The Northern Rivers has put its hand up to be in the early running for the national broadband network (NBN).
Last Friday Page MP Janelle Saffin hit the button on a submission to federal Minister for Broadband, Communications and the Digital Economy Senator Stephen Conroy and government relations and external affairs chief Mike Kaiser.
Southern Cross University Professor of Information Technology and Information Systems, Professor Peter Croll, said the $43 billion program would provide internet connection 10-20 times faster than current broadband, with even faster speeds predicted for the future.
“Last week the Prime Minister spoke about our ageing population,” Professor Croll said. “This week we heard about the ever-increasing costs of healthcare and how 2010 will need to address this through reform... Many who retire to attractive regional areas like ours move away again once they lose a partner or become chronically ill.
“Access to the healthcare service is a major factor influencing where people live.
“It’s the provision of a high speed NBN that will make distances less important and help contain healthcare costs.
“Education will also be revolutionised by a high-speed NBN.”
As well as SCU, the submission was supported by 14 local councils from Tweed Shire to the Great Lakes district, south of Port Macquarie.
Ms Saffin praised the university and its Regional Futures Institute for pulling together a compelling and well researched case for Australia’s eastern regional corridor to be among the first communities in mainland Australia to capitalise on the benefits of high-speed fibre optics.
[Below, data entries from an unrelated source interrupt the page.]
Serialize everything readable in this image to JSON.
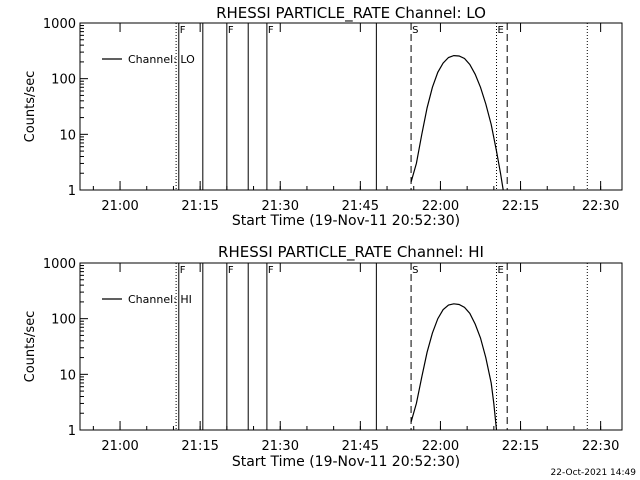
{
  "footer_timestamp": "22-Oct-2021 14:49",
  "chart_data": [
    {
      "type": "line",
      "title": "RHESSI PARTICLE_RATE Channel: LO",
      "xlabel": "Start Time (19-Nov-11 20:52:30)",
      "ylabel": "Counts/sec",
      "y_scale": "log",
      "ylim": [
        1,
        1000
      ],
      "xlim": [
        "20:52:30",
        "22:34:00"
      ],
      "x_ticks": [
        "21:00",
        "21:15",
        "21:30",
        "21:45",
        "22:00",
        "22:15",
        "22:30"
      ],
      "y_ticks": [
        "1",
        "10",
        "100",
        "1000"
      ],
      "legend": {
        "label": "Channel: LO",
        "position": "top-left"
      },
      "markers": [
        {
          "time": "21:10:30",
          "style": "dotted",
          "label": ""
        },
        {
          "time": "21:11:00",
          "style": "solid",
          "label": "F"
        },
        {
          "time": "21:15:30",
          "style": "solid",
          "label": ""
        },
        {
          "time": "21:20:00",
          "style": "solid",
          "label": "F"
        },
        {
          "time": "21:24:00",
          "style": "solid",
          "label": ""
        },
        {
          "time": "21:27:30",
          "style": "solid",
          "label": "F"
        },
        {
          "time": "21:48:00",
          "style": "solid",
          "label": ""
        },
        {
          "time": "21:54:30",
          "style": "dashed",
          "label": "S"
        },
        {
          "time": "22:10:30",
          "style": "dotted",
          "label": "E"
        },
        {
          "time": "22:12:30",
          "style": "dashed",
          "label": ""
        },
        {
          "time": "22:27:30",
          "style": "dotted",
          "label": ""
        }
      ],
      "series": [
        {
          "name": "Channel: LO",
          "points": [
            [
              "21:54:30",
              1.4
            ],
            [
              "21:55:30",
              3
            ],
            [
              "21:56:30",
              10
            ],
            [
              "21:57:30",
              30
            ],
            [
              "21:58:30",
              70
            ],
            [
              "21:59:30",
              130
            ],
            [
              "22:00:30",
              190
            ],
            [
              "22:01:30",
              240
            ],
            [
              "22:02:30",
              260
            ],
            [
              "22:03:30",
              255
            ],
            [
              "22:04:30",
              230
            ],
            [
              "22:05:30",
              180
            ],
            [
              "22:06:30",
              120
            ],
            [
              "22:07:30",
              70
            ],
            [
              "22:08:30",
              35
            ],
            [
              "22:09:30",
              15
            ],
            [
              "22:10:30",
              5
            ],
            [
              "22:11:15",
              2
            ],
            [
              "22:11:45",
              1
            ]
          ]
        }
      ]
    },
    {
      "type": "line",
      "title": "RHESSI PARTICLE_RATE Channel: HI",
      "xlabel": "Start Time (19-Nov-11 20:52:30)",
      "ylabel": "Counts/sec",
      "y_scale": "log",
      "ylim": [
        1,
        1000
      ],
      "xlim": [
        "20:52:30",
        "22:34:00"
      ],
      "x_ticks": [
        "21:00",
        "21:15",
        "21:30",
        "21:45",
        "22:00",
        "22:15",
        "22:30"
      ],
      "y_ticks": [
        "1",
        "10",
        "100",
        "1000"
      ],
      "legend": {
        "label": "Channel: HI",
        "position": "top-left"
      },
      "markers": [
        {
          "time": "21:10:30",
          "style": "dotted",
          "label": ""
        },
        {
          "time": "21:11:00",
          "style": "solid",
          "label": "F"
        },
        {
          "time": "21:15:30",
          "style": "solid",
          "label": ""
        },
        {
          "time": "21:20:00",
          "style": "solid",
          "label": "F"
        },
        {
          "time": "21:24:00",
          "style": "solid",
          "label": ""
        },
        {
          "time": "21:27:30",
          "style": "solid",
          "label": "F"
        },
        {
          "time": "21:48:00",
          "style": "solid",
          "label": ""
        },
        {
          "time": "21:54:30",
          "style": "dashed",
          "label": "S"
        },
        {
          "time": "22:10:30",
          "style": "dotted",
          "label": "E"
        },
        {
          "time": "22:12:30",
          "style": "dashed",
          "label": ""
        },
        {
          "time": "22:27:30",
          "style": "dotted",
          "label": ""
        }
      ],
      "series": [
        {
          "name": "Channel: HI",
          "points": [
            [
              "21:54:30",
              1.4
            ],
            [
              "21:55:30",
              3
            ],
            [
              "21:56:30",
              9
            ],
            [
              "21:57:30",
              25
            ],
            [
              "21:58:30",
              55
            ],
            [
              "21:59:30",
              100
            ],
            [
              "22:00:30",
              145
            ],
            [
              "22:01:30",
              175
            ],
            [
              "22:02:30",
              185
            ],
            [
              "22:03:30",
              180
            ],
            [
              "22:04:30",
              160
            ],
            [
              "22:05:30",
              125
            ],
            [
              "22:06:30",
              80
            ],
            [
              "22:07:30",
              45
            ],
            [
              "22:08:30",
              20
            ],
            [
              "22:09:30",
              7
            ],
            [
              "22:10:00",
              3
            ],
            [
              "22:10:30",
              1
            ]
          ]
        }
      ]
    }
  ]
}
“They have achieved this within a very short time frame since I arranged for Minister Conroy to visit Grafton late last year for a broadband forum, where he encouraged our region to put its best foot forward,” she said. “The submission, a collaborative effort involving 14 local councils and businesses at the cutting edge of IT, underlines that we live in a region which has demonstrated early wins though increased productivity and creative innovations. We also boast a combined population of 550,000 people with growth rates on a par with our capital cities.”